Training a single AI model can emit as much carbon as five cars in their lifetimes.
— MIT Technology Review

In a fawning interview with Wired, Bezos makes clear that he thinks of technology as fundamentally nonideological. “The book was invented and people could write really evil books and lead bad revolutions with them and create fascist empires with books,” he says. Bezos is at least mildly concerned that new technologies will be “very useful for autocratic regimes,” but imagines that we will “figure it out.”

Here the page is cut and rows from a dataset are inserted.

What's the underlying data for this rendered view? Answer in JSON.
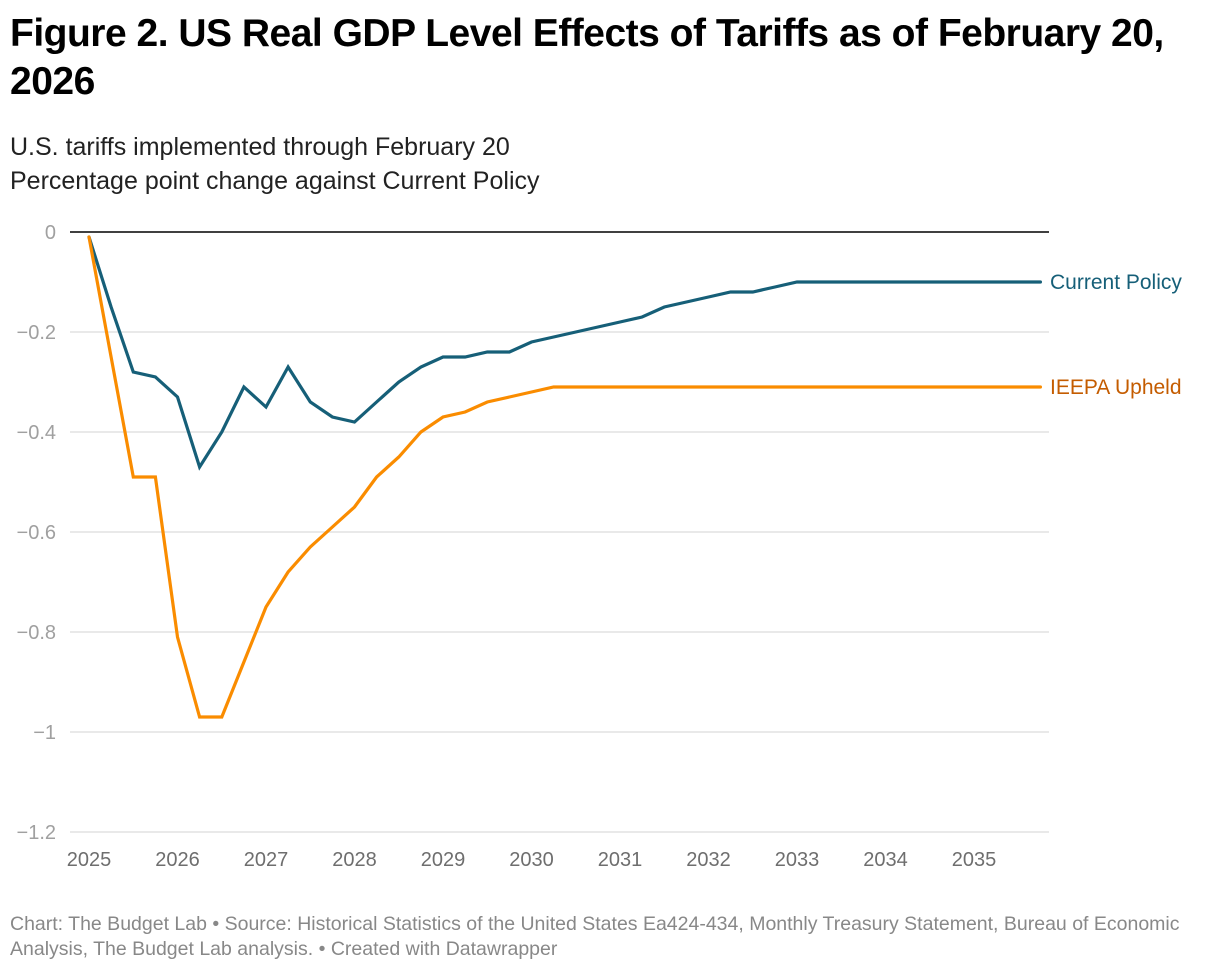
{
  "title": "Figure 2. US Real GDP Level Effects of Tariffs as of February 20, 2026",
  "subtitle_lines": [
    "U.S. tariffs implemented through February 20",
    "Percentage point change against Current Policy"
  ],
  "footer": "Chart: The Budget Lab • Source: Historical Statistics of the United States Ea424-434, Monthly Treasury Statement, Bureau of Economic Analysis, The Budget Lab analysis.  • Created with Datawrapper",
  "chart_data": {
    "type": "line",
    "title": "Figure 2. US Real GDP Level Effects of Tariffs as of February 20, 2026",
    "xlabel": "",
    "ylabel": "Percentage point change against Current Policy",
    "xlim": [
      2025,
      2035.75
    ],
    "ylim": [
      -1.2,
      0
    ],
    "grid": true,
    "legend": "direct-labels-right",
    "x_ticks": [
      2025,
      2026,
      2027,
      2028,
      2029,
      2030,
      2031,
      2032,
      2033,
      2034,
      2035
    ],
    "y_ticks": [
      0,
      -0.2,
      -0.4,
      -0.6,
      -0.8,
      -1,
      -1.2
    ],
    "y_tick_labels": [
      "0",
      "−0.2",
      "−0.4",
      "−0.6",
      "−0.8",
      "−1",
      "−1.2"
    ],
    "x_start": 2025,
    "x_step": 0.25,
    "series": [
      {
        "name": "Current Policy",
        "color": "#165f78",
        "label_color": "#165f78",
        "values": [
          -0.01,
          -0.15,
          -0.28,
          -0.29,
          -0.33,
          -0.47,
          -0.4,
          -0.31,
          -0.35,
          -0.27,
          -0.34,
          -0.37,
          -0.38,
          -0.34,
          -0.3,
          -0.27,
          -0.25,
          -0.25,
          -0.24,
          -0.24,
          -0.22,
          -0.21,
          -0.2,
          -0.19,
          -0.18,
          -0.17,
          -0.15,
          -0.14,
          -0.13,
          -0.12,
          -0.12,
          -0.11,
          -0.1,
          -0.1,
          -0.1,
          -0.1,
          -0.1,
          -0.1,
          -0.1,
          -0.1,
          -0.1,
          -0.1,
          -0.1,
          -0.1
        ]
      },
      {
        "name": "IEEPA Upheld",
        "color": "#fa8c00",
        "label_color": "#c45c00",
        "values": [
          -0.01,
          -0.25,
          -0.49,
          -0.49,
          -0.81,
          -0.97,
          -0.97,
          -0.86,
          -0.75,
          -0.68,
          -0.63,
          -0.59,
          -0.55,
          -0.49,
          -0.45,
          -0.4,
          -0.37,
          -0.36,
          -0.34,
          -0.33,
          -0.32,
          -0.31,
          -0.31,
          -0.31,
          -0.31,
          -0.31,
          -0.31,
          -0.31,
          -0.31,
          -0.31,
          -0.31,
          -0.31,
          -0.31,
          -0.31,
          -0.31,
          -0.31,
          -0.31,
          -0.31,
          -0.31,
          -0.31,
          -0.31,
          -0.31,
          -0.31,
          -0.31
        ]
      }
    ]
  }
}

It’s at the “figuring it out” stage that Bezos may begin to diverge from his fellow billionaires. He says, in an attempt to be reassuring, that “society develops an immune response eventually to the bad uses of new technology.” 

I scroll mindlessly through one of these new technologies’ output screens. It shows me scorched Australian skies, Amazon warehouses being unplugged during France’s general strike, graphs showing the decoupling of wages from productivity, GoFundMes for cancer treatment. 

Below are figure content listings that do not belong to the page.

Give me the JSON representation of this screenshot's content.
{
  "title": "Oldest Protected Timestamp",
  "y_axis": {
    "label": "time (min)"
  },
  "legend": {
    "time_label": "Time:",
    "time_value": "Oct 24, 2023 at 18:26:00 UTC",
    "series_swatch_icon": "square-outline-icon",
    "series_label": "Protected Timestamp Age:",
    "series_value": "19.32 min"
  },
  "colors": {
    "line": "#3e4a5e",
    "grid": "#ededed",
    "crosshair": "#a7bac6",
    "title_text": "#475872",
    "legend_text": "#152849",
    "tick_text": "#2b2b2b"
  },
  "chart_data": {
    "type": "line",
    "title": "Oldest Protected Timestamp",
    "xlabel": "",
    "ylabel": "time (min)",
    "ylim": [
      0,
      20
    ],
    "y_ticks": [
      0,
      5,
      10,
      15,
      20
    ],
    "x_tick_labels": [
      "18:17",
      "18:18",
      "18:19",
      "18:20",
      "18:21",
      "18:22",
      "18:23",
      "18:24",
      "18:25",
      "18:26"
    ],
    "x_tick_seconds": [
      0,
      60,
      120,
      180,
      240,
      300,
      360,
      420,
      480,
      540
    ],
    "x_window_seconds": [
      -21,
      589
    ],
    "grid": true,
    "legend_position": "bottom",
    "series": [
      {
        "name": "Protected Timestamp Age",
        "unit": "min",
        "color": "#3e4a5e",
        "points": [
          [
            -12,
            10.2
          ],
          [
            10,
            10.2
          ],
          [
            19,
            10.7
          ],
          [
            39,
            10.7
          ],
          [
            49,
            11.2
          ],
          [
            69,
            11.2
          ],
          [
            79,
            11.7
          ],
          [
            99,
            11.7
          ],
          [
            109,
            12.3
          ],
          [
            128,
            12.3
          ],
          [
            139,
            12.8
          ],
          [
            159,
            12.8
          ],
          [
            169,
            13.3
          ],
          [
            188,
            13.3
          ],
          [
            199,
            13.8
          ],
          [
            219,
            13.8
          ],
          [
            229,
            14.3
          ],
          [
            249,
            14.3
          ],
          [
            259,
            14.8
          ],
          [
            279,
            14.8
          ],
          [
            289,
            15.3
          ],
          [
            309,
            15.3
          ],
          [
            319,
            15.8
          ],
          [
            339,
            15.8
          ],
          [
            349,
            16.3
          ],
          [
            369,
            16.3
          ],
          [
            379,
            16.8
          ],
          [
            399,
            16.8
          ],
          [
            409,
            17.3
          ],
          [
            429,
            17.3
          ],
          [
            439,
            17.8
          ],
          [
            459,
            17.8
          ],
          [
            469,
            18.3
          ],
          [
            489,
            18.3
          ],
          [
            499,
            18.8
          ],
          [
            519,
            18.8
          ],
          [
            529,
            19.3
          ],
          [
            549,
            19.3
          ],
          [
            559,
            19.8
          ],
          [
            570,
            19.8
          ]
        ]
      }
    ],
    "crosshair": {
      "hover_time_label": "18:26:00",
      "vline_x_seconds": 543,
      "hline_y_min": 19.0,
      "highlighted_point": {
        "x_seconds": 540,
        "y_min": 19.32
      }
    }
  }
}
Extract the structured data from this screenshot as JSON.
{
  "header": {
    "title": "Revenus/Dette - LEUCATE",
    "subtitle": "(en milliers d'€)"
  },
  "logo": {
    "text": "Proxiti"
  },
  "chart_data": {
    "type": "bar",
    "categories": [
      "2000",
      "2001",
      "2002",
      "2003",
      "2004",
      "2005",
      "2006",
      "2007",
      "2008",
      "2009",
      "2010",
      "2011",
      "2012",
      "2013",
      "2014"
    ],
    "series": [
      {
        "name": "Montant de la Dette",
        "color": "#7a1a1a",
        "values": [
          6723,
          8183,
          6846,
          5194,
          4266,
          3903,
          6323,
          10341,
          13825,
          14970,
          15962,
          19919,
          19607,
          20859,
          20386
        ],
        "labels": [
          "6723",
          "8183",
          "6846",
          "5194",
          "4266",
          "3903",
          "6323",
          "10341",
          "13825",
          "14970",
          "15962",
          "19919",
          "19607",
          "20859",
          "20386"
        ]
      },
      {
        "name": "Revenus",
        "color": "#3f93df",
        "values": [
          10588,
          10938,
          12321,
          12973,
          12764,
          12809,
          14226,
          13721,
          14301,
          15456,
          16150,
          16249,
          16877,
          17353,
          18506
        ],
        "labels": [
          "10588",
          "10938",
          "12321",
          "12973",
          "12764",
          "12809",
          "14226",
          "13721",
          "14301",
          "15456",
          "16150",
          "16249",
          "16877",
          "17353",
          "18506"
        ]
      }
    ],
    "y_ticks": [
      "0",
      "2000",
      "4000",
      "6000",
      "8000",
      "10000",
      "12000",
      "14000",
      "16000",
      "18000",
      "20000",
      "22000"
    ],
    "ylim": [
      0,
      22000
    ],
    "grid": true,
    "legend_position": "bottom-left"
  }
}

No Music For ICE has announced that they will be picketing Amazon-sponsored events at SXSW this year. Artists who choose to perform will have to cross a picket line of their peers. #NoMusicForICE is one small part of an “immune response”: the anti-capitalist movement gaining traction across the globe. It’s gruelling, thankless work, and I am unbelievably thankful for the activists who power our collective immunity.

On the drive back to Los Angeles, we stop at the largest Chevron station in the world for coffee, its 96 gas pumps lit up like slot machines. I’m intimidated by the desert — the idea of seeing this landscape and wanting to stick hotels and gas stations and festivals in it seems impossible, borderline reckless. After a weekend in Amazon’s version of outer space I’m suddenly, deeply, embarrassingly grateful to the Earth.